Improvement of fatigue limit by pre-fatigue deformation in 1.6 GPa-grade as-quenched martensitic steel

Abstract

The fatigue limit of steel generally increases with tensile strength; however, when tensile strength exceeds ~1.4 GPa, further increases in tensile strength fail to elevate the fatigue limit or may even decrease it (fatigue limit ceiling). This ceiling poses a challenge for the widespread application of ultrahigh-strength steels. In this study, we successfully achieved a significant improvement in the fatigue limit through pre-fatigue deformation, thereby breaking through the fatigue limit ceiling in 1.6 GPa-grade as-quenched martensitic steel (Fe-3Mn-0.2C (wt.%)). The maximum stress corresponding to the fatigue limit increased from 675 MPa to 1300 MPa (stress ratio: 0.1, 10⁷ cycles).

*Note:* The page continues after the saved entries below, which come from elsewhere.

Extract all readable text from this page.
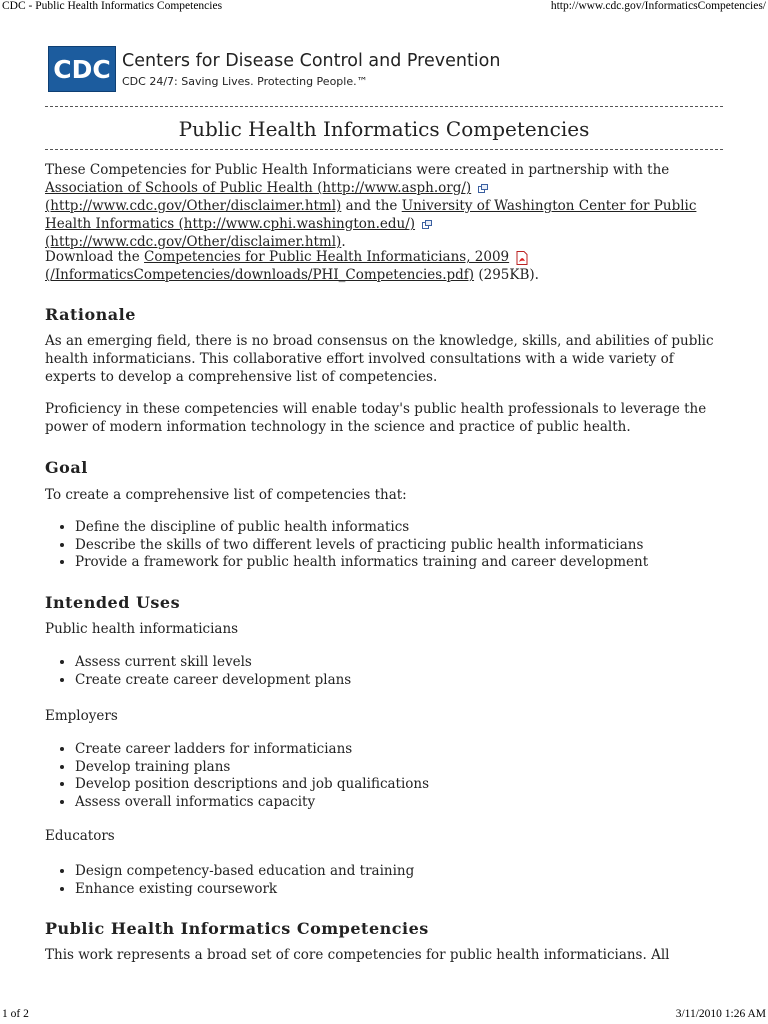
CDC - Public Health Informatics Competencies	http://www.cdc.gov/InformaticsCompetencies/
CDC Centers for Disease Control and Prevention
CDC 24/7: Saving Lives. Protecting People.™
Public Health Informatics Competencies

These Competencies for Public Health Informaticians were created in partnership with the Association of Schools of Public Health (http://www.asph.org/)  (http://www.cdc.gov/Other/disclaimer.html) and the University of Washington Center for Public Health Informatics (http://www.cphi.washington.edu/)  (http://www.cdc.gov/Other/disclaimer.html).

Download the Competencies for Public Health Informaticians, 2009  (/InformaticsCompetencies/downloads/PHI_Competencies.pdf) (295KB).

Rationale

As an emerging field, there is no broad consensus on the knowledge, skills, and abilities of public health informaticians. This collaborative effort involved consultations with a wide variety of experts to develop a comprehensive list of competencies.

Proficiency in these competencies will enable today's public health professionals to leverage the power of modern information technology in the science and practice of public health.

Goal

To create a comprehensive list of competencies that:

• Define the discipline of public health informatics
• Describe the skills of two different levels of practicing public health informaticians
• Provide a framework for public health informatics training and career development
Intended Uses

Public health informaticians

• Assess current skill levels
• Create create career development plans

Employers

• Create career ladders for informaticians
• Develop training plans
• Develop position descriptions and job qualifications
• Assess overall informatics capacity

Educators

• Design competency-based education and training
• Enhance existing coursework
Public Health Informatics Competencies

This work represents a broad set of core competencies for public health informaticians. All

1 of 2	3/11/2010 1:26 AM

In contrast, a specimen subjected to pre-constant-loading at the same maximum stress as the pre-fatigue training showed only minimal improvement in the fatigue limit. These findings reveal that fatigue deformation, traditionally viewed as detrimental, can be beneficial for fatigue fracture resistance when properly applied. Moreover, the absence of surface cracks in all non-fractured specimens indicates that the fatigue limit of as-quenched martensitic steels aligns with the crack initiation limit, rather than the crack non-propagation limit. Therefore, the significant improvement in the fatigue limit is attributed to the improvement in the crack initiation limit achieved through the pre-fatigue deformation.